A partial order is an antisymmetric preorder, i.e. a binary relation $\leq$ on $X$ such that:
Reflexivity. For all $x\in X$,
\[x \leq x.\]Transitivity. For all $x$, $y$, $z\in X$,
\[x\leq y \,\land\, y\leq z \enspace\rimp\enspace x\leq z.\]Antisymmetry. For all $x$, $y\in X$,
\[x\leq y \,\land\, y\leq x \enspace\rimp\enspace x=y.\]
PO#DEF-S. Strict Partial Order.
A binary relation $<$ on $X$ is a strict partial order if:
Irreflexivity. For all $x\in X$,
\[x \nless x.\]Transitivity. For all $x$, $y$, $z\in X$,
\[x<y \,\land\, y<z \enspace\rimp\enspace x<z.\]Asymmetry. For all $x$, $y\in X$,
\[x<y \enspace\rimp\enspace y\nless x.\]
A binary relation is a strict partial order as soon as it is irreflexive and transitive.
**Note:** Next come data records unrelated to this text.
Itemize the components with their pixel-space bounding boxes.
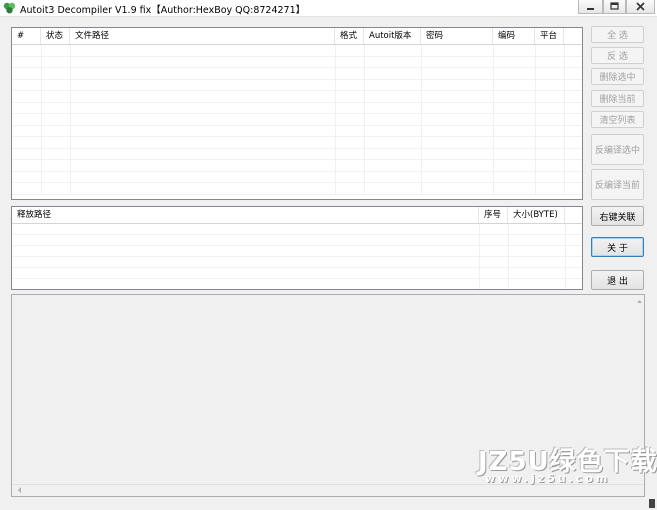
col-autoit-version[interactable]: Autoit版本: [364, 28, 421, 44]
empty-row: [12, 103, 582, 114]
resize-grip[interactable]: [649, 499, 655, 508]
grid-line: [364, 45, 365, 195]
release-list-header: 释放路径 序号 大小(BYTE): [12, 207, 582, 224]
grid-line: [535, 45, 536, 195]
log-horizontal-scrollbar[interactable]: [12, 484, 644, 496]
release-list[interactable]: 释放路径 序号 大小(BYTE): [11, 206, 583, 290]
about-button[interactable]: 关 于: [591, 237, 644, 257]
col-encoding[interactable]: 编码: [493, 28, 535, 44]
empty-row: [12, 45, 582, 57]
empty-row: [12, 68, 582, 80]
empty-row: [12, 91, 582, 103]
grid-line: [70, 45, 71, 195]
col-status[interactable]: 状态: [41, 28, 70, 44]
empty-row: [12, 246, 582, 257]
window-title: Autoit3 Decompiler V1.9 fix【Author:HexBo…: [20, 5, 306, 16]
scroll-left-icon: [18, 487, 21, 493]
invert-select-button[interactable]: 反 选: [591, 47, 644, 64]
grid-line: [41, 45, 42, 195]
empty-row: [12, 57, 582, 68]
grid-line: [493, 45, 494, 195]
grid-line: [564, 45, 565, 195]
clear-list-button[interactable]: 清空列表: [591, 111, 644, 128]
grid-line: [565, 224, 566, 289]
decompile-selected-button[interactable]: 反编译选中: [591, 134, 644, 165]
empty-row: [12, 183, 582, 195]
empty-row: [12, 257, 582, 268]
title-bar: Autoit3 Decompiler V1.9 fix【Author:HexBo…: [0, 0, 657, 17]
col-index[interactable]: #: [12, 28, 41, 44]
col-format[interactable]: 格式: [335, 28, 364, 44]
file-list[interactable]: # 状态 文件路径 格式 Autoit版本 密码 编码 平台: [11, 27, 583, 200]
delete-selected-button[interactable]: 删除选中: [591, 68, 644, 85]
col-password[interactable]: 密码: [421, 28, 493, 44]
empty-row: [12, 235, 582, 246]
app-icon: [3, 2, 16, 14]
col-file-path[interactable]: 文件路径: [70, 28, 335, 44]
decompile-current-button[interactable]: 反编译当前: [591, 169, 644, 200]
empty-row: [12, 80, 582, 91]
scroll-up-icon: [637, 300, 642, 303]
empty-row: [12, 149, 582, 160]
empty-row: [12, 279, 582, 289]
empty-row: [12, 126, 582, 137]
empty-row: [12, 224, 582, 235]
exit-button[interactable]: 退 出: [591, 270, 644, 290]
grid-line: [508, 224, 509, 289]
delete-current-button[interactable]: 删除当前: [591, 90, 644, 107]
grid-line: [421, 45, 422, 195]
col-sequence[interactable]: 序号: [479, 207, 508, 223]
empty-row: [12, 268, 582, 279]
grid-line: [479, 224, 480, 289]
select-all-button[interactable]: 全 选: [591, 26, 644, 43]
watermark-url: www.jz5u.com: [485, 472, 611, 485]
col-platform[interactable]: 平台: [535, 28, 564, 44]
maximize-icon: [610, 2, 619, 10]
col-release-path[interactable]: 释放路径: [12, 207, 479, 223]
maximize-button[interactable]: [603, 0, 626, 14]
file-list-header: # 状态 文件路径 格式 Autoit版本 密码 编码 平台: [12, 28, 582, 45]
close-button[interactable]: [626, 0, 655, 14]
empty-row: [12, 114, 582, 126]
empty-row: [12, 160, 582, 172]
close-icon: [636, 2, 645, 11]
empty-row: [12, 172, 582, 183]
minimize-icon: [587, 8, 594, 10]
grid-line: [335, 45, 336, 195]
minimize-button[interactable]: [578, 0, 603, 14]
col-size[interactable]: 大小(BYTE): [508, 207, 565, 223]
context-menu-assoc-button[interactable]: 右键关联: [591, 206, 644, 226]
empty-row: [12, 137, 582, 149]
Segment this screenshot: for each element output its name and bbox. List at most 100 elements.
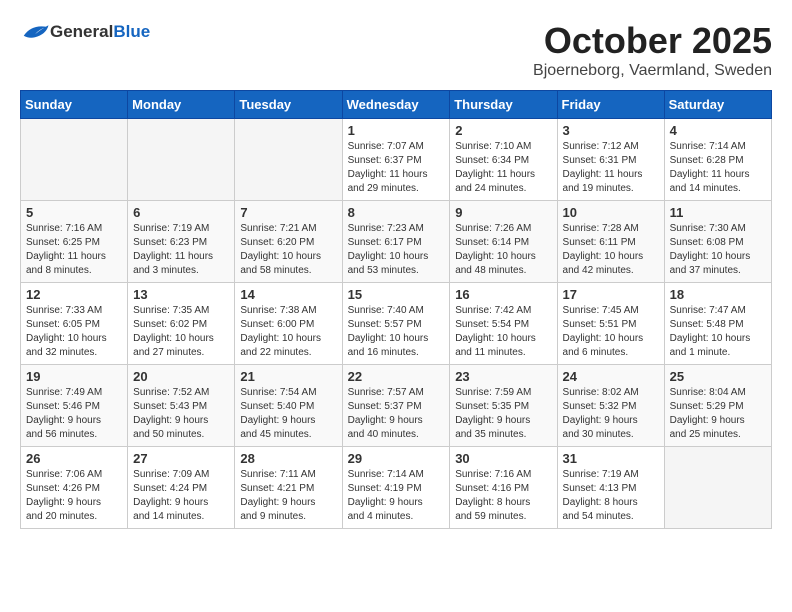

(This is why we do not talk about “strict preorder”.)
Proof.Irreflexivity and transitivity imply asymmetry: Let $<$ be an irreflexive and transitive relation on $X$. If $x<y$ and $y<x$, then $x<x$ by transitivity, contrary to irreflexivity.
$\leq$ is a partial order if and only if $<$ is a strict partial order.